Rafael Nadal won the French Open today by beating Roger Federer 6-1, 6-3, 6-0. Can you believe it?
I came across an excerpt from Bjorn Borg’s 1980 autobiography, My Life and Game, on the Men’s Tennis Forum a few days ago. In one section, Borg explained his definition of percentage tennis:
My synonym for percentage tennis is patience. I want to hit one more ball in court than my rival. I want him to think I’m much more patient so he’ll make a mistake either in execution (racquet error) or in picking a low-percentage ripper for the lines.
It worked well enough to win six French Open titles, four of them consecutive.

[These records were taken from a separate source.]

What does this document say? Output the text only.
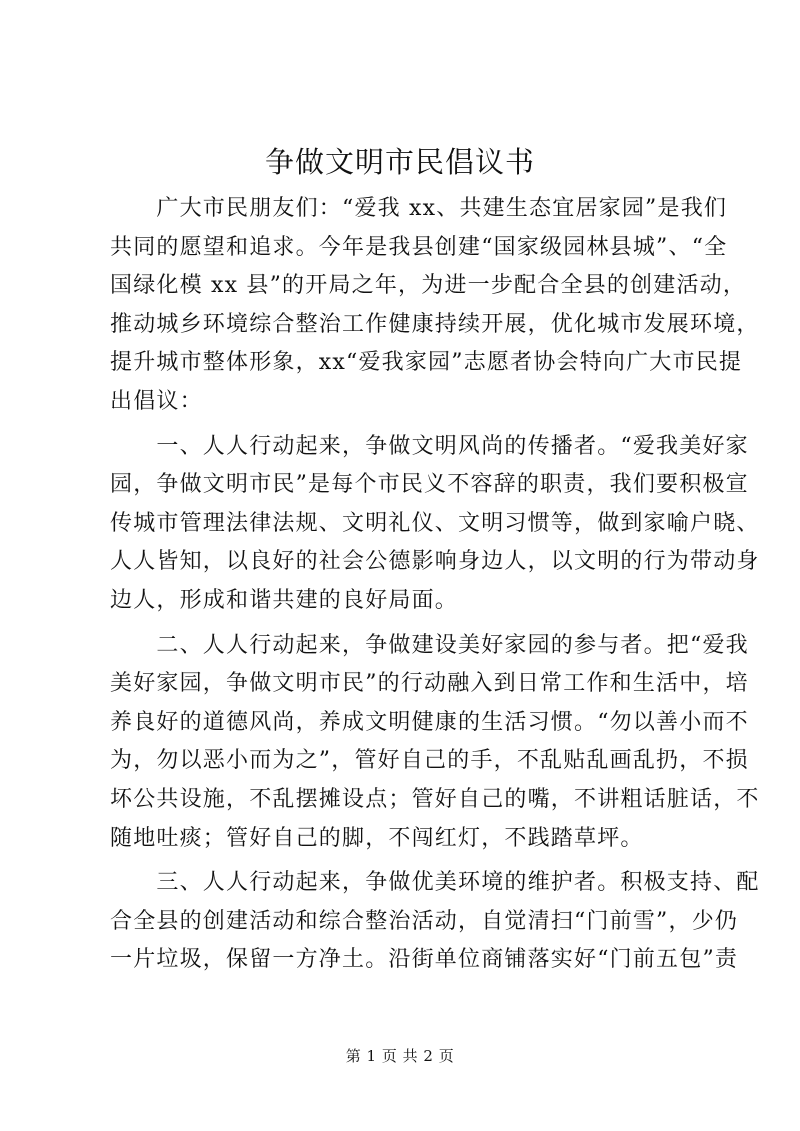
争做文明市民倡议书
　　广大市民朋友们：“爱我 xx、共建生态宜居家园”是我们
共同的愿望和追求。今年是我县创建“国家级园林县城”、“全
国绿化模 xx 县”的开局之年，为进一步配合全县的创建活动，
推动城乡环境综合整治工作健康持续开展，优化城市发展环境，
提升城市整体形象，xx“爱我家园”志愿者协会特向广大市民提
出倡议：
　　一、人人行动起来，争做文明风尚的传播者。“爱我美好家
园，争做文明市民”是每个市民义不容辞的职责，我们要积极宣
传城市管理法律法规、文明礼仪、文明习惯等，做到家喻户晓、
人人皆知，以良好的社会公德影响身边人，以文明的行为带动身
边人，形成和谐共建的良好局面。
　　二、人人行动起来，争做建设美好家园的参与者。把“爱我
美好家园，争做文明市民”的行动融入到日常工作和生活中，培
养良好的道德风尚，养成文明健康的生活习惯。“勿以善小而不
为，勿以恶小而为之”，管好自己的手，不乱贴乱画乱扔，不损
坏公共设施，不乱摆摊设点；管好自己的嘴，不讲粗话脏话，不
随地吐痰；管好自己的脚，不闯红灯，不践踏草坪。
　　三、人人行动起来，争做优美环境的维护者。积极支持、配
合全县的创建活动和综合整治活动，自觉清扫“门前雪”，少仍
一片垃圾，保留一方净土。沿街单位商铺落实好“门前五包”责
第 1 页 共 2 页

Rafael Nadal was going for his fourth consecutive French Open today and his opponent for the last three has been Roger Federer. I don’t know what Rafa’s odds were but you wouldn’t have made much money off him because he hasn’t dropped a set here and only one player, Novak Djokovic, pushed him to a tiebreaker.

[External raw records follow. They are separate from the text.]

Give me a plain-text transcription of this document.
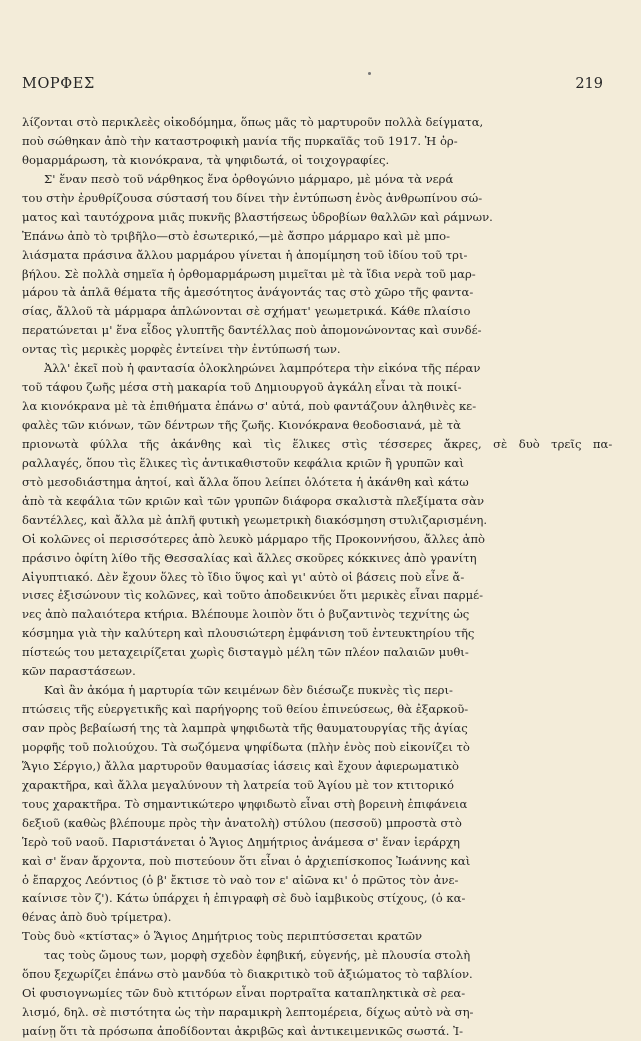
ΜΟΡΦΕΣ	219
λίζονται στὸ περικλεὲς οἰκοδόμημα, ὅπως μᾶς τὸ μαρτυροῦν πολλὰ δείγματα,
ποὺ σώθηκαν ἀπὸ τὴν καταστροφικὴ μανία τῆς πυρκαϊᾶς τοῦ 1917. Ἡ ὀρ-
θομαρμάρωση, τὰ κιονόκρανα, τὰ ψηφιδωτά, οἱ τοιχογραφίες.
Σ' ἕναν πεσὸ τοῦ νάρθηκος ἕνα ὀρθογώνιο μάρμαρο, μὲ μόνα τὰ νερά
του στὴν ἐρυθρίζουσα σύστασή του δίνει τὴν ἐντύπωση ἑνὸς ἀνθρωπίνου σώ-
ματος καὶ ταυτόχρονα μιᾶς πυκνῆς βλαστήσεως ὑδροβίων θαλλῶν καὶ ράμνων.
Ἐπάνω ἀπὸ τὸ τριβῆλο—στὸ ἐσωτερικό,—μὲ ἄσπρο μάρμαρο καὶ μὲ μπο-
λιάσματα πράσινα ἄλλου μαρμάρου γίνεται ἡ ἀπομίμηση τοῦ ἰδίου τοῦ τρι-
βήλου. Σὲ πολλὰ σημεῖα ἡ ὀρθομαρμάρωση μιμεῖται μὲ τὰ ἴδια νερὰ τοῦ μαρ-
μάρου τὰ ἁπλᾶ θέματα τῆς ἀμεσότητος ἀνάγοντάς τας στὸ χῶρο τῆς φαντα-
σίας, ἄλλοῦ τὰ μάρμαρα ἁπλώνονται σὲ σχήματ' γεωμετρικά. Κάθε πλαίσιο
περατώνεται μ' ἕνα εἶδος γλυπτῆς δαντέλλας ποὺ ἀπομονώνοντας καὶ συνδέ-
οντας τὶς μερικὲς μορφὲς ἐντείνει τὴν ἐντύπωσή των.
Ἀλλ' ἐκεῖ ποὺ ἡ φαντασία ὁλοκληρώνει λαμπρότερα τὴν εἰκόνα τῆς πέραν
τοῦ τάφου ζωῆς μέσα στὴ μακαρία τοῦ Δημιουργοῦ ἀγκάλη εἶναι τὰ ποικί-
λα κιονόκρανα μὲ τὰ ἐπιθήματα ἐπάνω σ' αὐτά, ποὺ φαντάζουν ἀληθινὲς κε-
φαλὲς τῶν κιόνων, τῶν δέντρων τῆς ζωῆς. Κιονόκρανα θεοδοσιανά, μὲ τὰ
πριονωτὰ φύλλα τῆς ἀκάνθης καὶ τὶς ἕλικες στὶς τέσσερες ἄκρες, σὲ δυὸ τρεῖς πα-
ραλλαγές, ὅπου τὶς ἕλικες τὶς ἀντικαθιστοῦν κεφάλια κριῶν ἢ γρυπῶν καὶ
στὸ μεσοδιάστημα ἀητοί, καὶ ἄλλα ὅπου λείπει ὁλότετα ἡ ἀκάνθη καὶ κάτω
ἀπὸ τὰ κεφάλια τῶν κριῶν καὶ τῶν γρυπῶν διάφορα σκαλιστὰ πλεξίματα σὰν
δαντέλλες, καὶ ἄλλα μὲ ἁπλῆ φυτικὴ γεωμετρικὴ διακόσμηση στυλιζαρισμένη.
Οἱ κολῶνες οἱ περισσότερες ἀπὸ λευκὸ μάρμαρο τῆς Προκοννήσου, ἄλλες ἀπὸ
πράσινο ὀφίτη λίθο τῆς Θεσσαλίας καὶ ἄλλες σκοῦρες κόκκινες ἀπὸ γρανίτη
Αἰγυπτιακό. Δὲν ἔχουν ὅλες τὸ ἴδιο ὕψος καὶ γι' αὐτὸ οἱ βάσεις ποὺ εἶνε ἄ-
νισες ἐξισώνουν τὶς κολῶνες, καὶ τοῦτο ἀποδεικνύει ὅτι μερικὲς εἶναι παρμέ-
νες ἀπὸ παλαιότερα κτήρια. Βλέπουμε λοιπὸν ὅτι ὁ βυζαντινὸς τεχνίτης ὡς
κόσμημα γιὰ τὴν καλύτερη καὶ πλουσιώτερη ἐμφάνιση τοῦ ἐντευκτηρίου τῆς
πίστεώς του μεταχειρίζεται χωρὶς δισταγμὸ μέλη τῶν πλέον παλαιῶν μυθι-
κῶν παραστάσεων.
Καὶ ἂν ἀκόμα ἡ μαρτυρία τῶν κειμένων δὲν διέσωζε πυκνὲς τὶς περι-
πτώσεις τῆς εὐεργετικῆς καὶ παρήγορης τοῦ θείου ἐπινεύσεως, θὰ ἐξαρκοῦ-
σαν πρὸς βεβαίωσή της τὰ λαμπρὰ ψηφιδωτὰ τῆς θαυματουργίας τῆς ἁγίας
μορφῆς τοῦ πολιούχου. Τὰ σωζόμενα ψηφίδωτα (πλὴν ἑνὸς ποὺ εἰκονίζει τὸ
Ἅγιο Σέργιο,) ἄλλα μαρτυροῦν θαυμασίας ἰάσεις καὶ ἔχουν ἀφιερωματικὸ
χαρακτῆρα, καὶ ἄλλα μεγαλύνουν τὴ λατρεία τοῦ Ἁγίου μὲ τον κτιτορικό
τους χαρακτῆρα. Τὸ σημαντικώτερο ψηφιδωτὸ εἶναι στὴ βορεινὴ ἐπιφάνεια
δεξιοῦ (καθὼς βλέπουμε πρὸς τὴν ἀνατολὴ) στύλου (πεσσοῦ) μπροστὰ στὸ
Ἱερὸ τοῦ ναοῦ. Παριστάνεται ὁ Ἅγιος Δημήτριος ἀνάμεσα σ' ἕναν ἱεράρχη
καὶ σ' ἕναν ἄρχοντα, ποὺ πιστεύουν ὅτι εἶναι ὁ ἀρχιεπίσκοπος Ἰωάννης καὶ
ὁ ἔπαρχος Λεόντιος (ὁ β' ἔκτισε τὸ ναὸ τον ε' αἰῶνα κι' ὁ πρῶτος τὸν ἀνε-
καίνισε τὸν ζ'). Κάτω ὑπάρχει ἡ ἐπιγραφὴ σὲ δυὸ ἰαμβικοὺς στίχους, (ὁ κα-
θένας ἀπὸ δυὸ τρίμετρα).
Τοὺς δυὸ «κτίστας» ὁ Ἅγιος Δημήτριος τοὺς περιπτύσσεται κρατῶν
τας τοὺς ὤμους των, μορφὴ σχεδὸν ἐφηβική, εὐγενής, μὲ πλουσία στολὴ
ὅπου ξεχωρίζει ἐπάνω στὸ μανδύα τὸ διακριτικὸ τοῦ ἀξιώματος τὸ ταβλίον.
Οἱ φυσιογνωμίες τῶν δυὸ κτιτόρων εἶναι πορτραῖτα καταπληκτικὰ σὲ ρεα-
λισμό, δηλ. σὲ πιστότητα ὡς τὴν παραμικρὴ λεπτομέρεια, δίχως αὐτὸ νὰ ση-
μαίνῃ ὅτι τὰ πρόσωπα ἀποδίδονται ἀκριβῶς καὶ ἀντικειμενικῶς σωστά. Ἰ-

You’d have made a bunch of money, though, if you’d bet that Roger would win a total of four games in the match because no one expected that. How could Rafa – who’s undefeated at the French Open – have possibly improved? This is how: he played slightly lower percentage tennis.
He didn’t stand way behind the baseline and he didn’t play patiently. No, he didn’t turn into James Blake or Dmitry Tursunov overnight and rip every ball in sight, but he did move closer to the baseline and he did flatten out some balls that he would have hit with topspin in the past. This is how he explained it after the match:
I play more inside the court…so I play more aggressive. Not the typical clay court style, for sure, but I play more aggressive than usually.
Roger was surely watching Rafa’s matches here so it’s surprising that he seemed so shell-shocked. Rafa was up 3-1 in the first set when he hit some flat backhands and broke Roger at love. Roger was already walking around with his head down – the official pose of the befuddled – and it didn’t improve as Rafa’s court positioning allowed him to hit passing shots before Roger had fully arrived at the net.
Roger recovered his state of mind briefly with a break to get to 1-2 in the second set – only the second game he’d won in the entire match. Three games later, he hit one of those extreme angled cross court backhands he used against Rafa earlier this year but Rafa calmly hit a winner off it and Roger tipped his head back in disbelief.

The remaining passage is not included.